Cats and science: three studies to explain their behaviour

Cats and science: three studies to explain their behaviour
They understand their name and your emotions, they love you as much as dogs do: below are three studies to learn more about our beloved feline friends and their social intelligence.
You probably think you already know many things about dogs. However, it’s not the same for cats: maybe it’s for their elusive nature, maybe it’s for some stereotypes or prejudices about them. Anyway, some experts are changing the trend and started, some years ago, to study cats’ social intelligence: even though cats’ lovers and owners won’t be surprised, the results speak for theirselves! Let’s find them out together.

Cats understand their name and their relatives’ names
You should get it: cats know really well how to draw some attention, especially by meowing. Anyway, can they really understand their and our name? An interesting Japanese study has the right answers.
Experts carried out this study on two different groups of cats: domestic ones on one side and on the other Neko Cafè cats (cafés where you can spend some time in your four-legged friend’s company). The result? Cats can distinguish their name from other random words, even if it’s a stranger talking. There’s only one difference: Neko Cafè cats took a little bit more time to understand it – maybe they are used to hearing several names at the same time.
Another study proved our cats ability to learn their owner’s name. Both domestic and Neko Cafè cats were at the centre of an experiment with images and sounds. First, each cat was shown a picture of one of their housemate cats together with the owner’s recorded voice. Sometimes, cats could hear the voice saying the pet’s name in the picture, some others a different word. The same experiment was repeated with people’s photos (relatives or Neko Café’s owner): surprise! Domestic cats quickly recognised the right connections and were surprised with the wrong ones! Neko Cafè’s cats also reacted, although more calmly..

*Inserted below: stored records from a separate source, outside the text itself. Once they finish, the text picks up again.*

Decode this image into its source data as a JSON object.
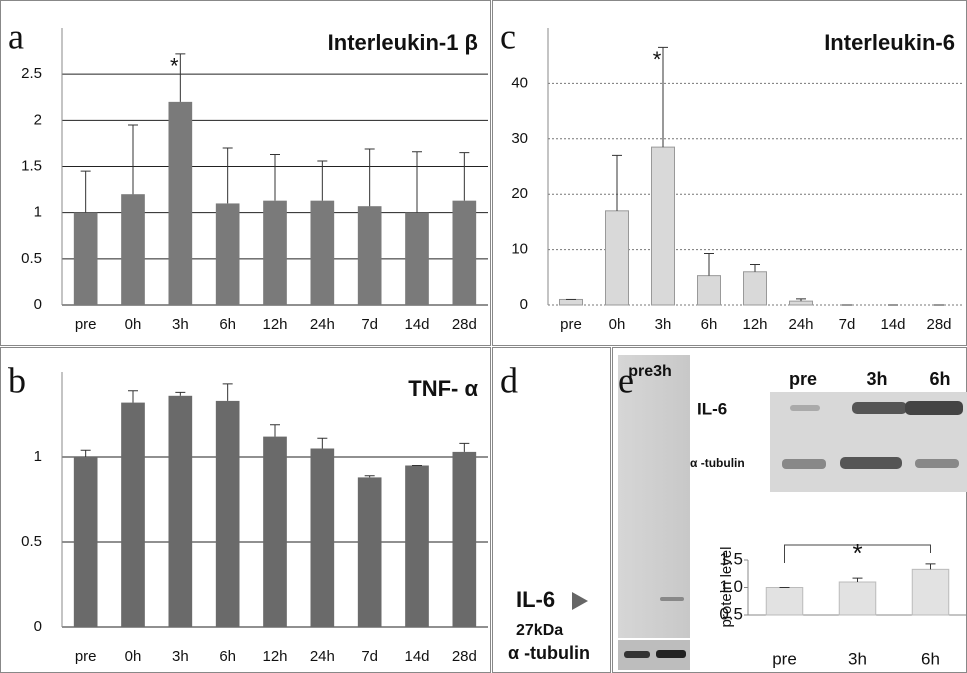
{
  "chart_data": [
    {
      "type": "bar",
      "panel_label": "a",
      "title": "Interleukin-1 β",
      "categories": [
        "pre",
        "0h",
        "3h",
        "6h",
        "12h",
        "24h",
        "7d",
        "14d",
        "28d"
      ],
      "values": [
        1,
        1.2,
        2.2,
        1.1,
        1.13,
        1.13,
        1.07,
        1,
        1.13
      ],
      "errors": [
        0.45,
        0.75,
        0.52,
        0.6,
        0.5,
        0.43,
        0.62,
        0.66,
        0.52
      ],
      "annotations": [
        null,
        null,
        "*",
        null,
        null,
        null,
        null,
        null,
        null
      ],
      "color": "#7a7a7a",
      "ylim": [
        0,
        3
      ],
      "yticks": [
        0,
        0.5,
        1,
        1.5,
        2,
        2.5
      ],
      "grid": true
    },
    {
      "type": "bar",
      "panel_label": "b",
      "title": "TNF- α",
      "categories": [
        "pre",
        "0h",
        "3h",
        "6h",
        "12h",
        "24h",
        "7d",
        "14d",
        "28d"
      ],
      "values": [
        1,
        1.32,
        1.36,
        1.33,
        1.12,
        1.05,
        0.88,
        0.95,
        1.03
      ],
      "errors": [
        0.04,
        0.07,
        0.02,
        0.1,
        0.07,
        0.06,
        0.01,
        0,
        0.05
      ],
      "color": "#6a6a6a",
      "ylim": [
        0,
        1.5
      ],
      "yticks": [
        0,
        0.5,
        1
      ],
      "grid": true
    },
    {
      "type": "bar",
      "panel_label": "c",
      "title": "Interleukin-6",
      "categories": [
        "pre",
        "0h",
        "3h",
        "6h",
        "12h",
        "24h",
        "7d",
        "14d",
        "28d"
      ],
      "values": [
        1,
        17,
        28.5,
        5.3,
        6,
        0.7,
        0,
        0,
        0
      ],
      "errors": [
        0,
        10,
        18,
        4,
        1.3,
        0.4,
        0,
        0,
        0
      ],
      "annotations": [
        null,
        null,
        "*",
        null,
        null,
        null,
        null,
        null,
        null
      ],
      "color": "#d9d9d9",
      "ylim": [
        0,
        50
      ],
      "yticks": [
        0,
        10,
        20,
        30,
        40
      ],
      "grid": true
    },
    {
      "type": "bar",
      "panel_label": "e",
      "y_label": "protein level",
      "categories": [
        "pre",
        "3h",
        "6h"
      ],
      "values": [
        1,
        1.1,
        1.33
      ],
      "errors": [
        0,
        0.07,
        0.1
      ],
      "significance": "*",
      "color": "#e2e2e2",
      "ylim": [
        0.5,
        1.5
      ],
      "yticks": [
        0.5,
        {
          "value": 1,
          "label": "1.0"
        },
        1.5
      ],
      "grid": false
    }
  ],
  "blot_d": {
    "panel_label": "d",
    "lanes": "pre3h",
    "band_label": "IL-6",
    "band_size": "27kDa",
    "loading_label": "α -tubulin"
  },
  "blot_e": {
    "lanes": [
      "pre",
      "3h",
      "6h"
    ],
    "rows": [
      "IL-6",
      "α -tubulin"
    ]
  }
}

Cats love humans as much as dogs do
Are cats really solitary animals? Some researchers from the Oregon State University tried to find it out. What are the results? Cats love humans as much as dogs do: they’re just less effusive!
Researchers got 79 kittens and 38 adult cats: together with their owners, they were brought in an unfamiliar room where, afterwards, cats remained alone for a few minutes. Shortly after, the owners came back. At the end of the experiment, experts realised that cats, who had the strongest relationships with their owners – more than 65% of both groups – easily overcome the initial stress of being alone in a new place. In fact, without their owners, cats were quite nervous: however, once their favourite human came back, they needed only a few minutes to calm down and keep exploring the room. This proved that they could restart exploring when they felt safe enough. In a nutshell: if something unexpected happened, they knew they were protected!

Cats’ behaviour depends on their owners’ emotions
In 2015, a study revealed such an interesting information: cats’ behaviour depends on their owners’ emotions.
Cats, who took part to the study with their owners, were shown an object which had to arouse positive emotions in half of the owners and negative ones in the other half. The final results proved that there was a big “transmission of emotions”.
During the experiment, cats not only repeatedly looked at their owners (before or after seeing the object), as if they were looking for some help, but in the 79% of times they also mirrored the owner’s emotion. On one hand, people’s enthusiasm and curiosity, in fact, helped the cat to be more curious! On the other, negative feelings raised circumspection and doubts. It’s amazing, isn’t it?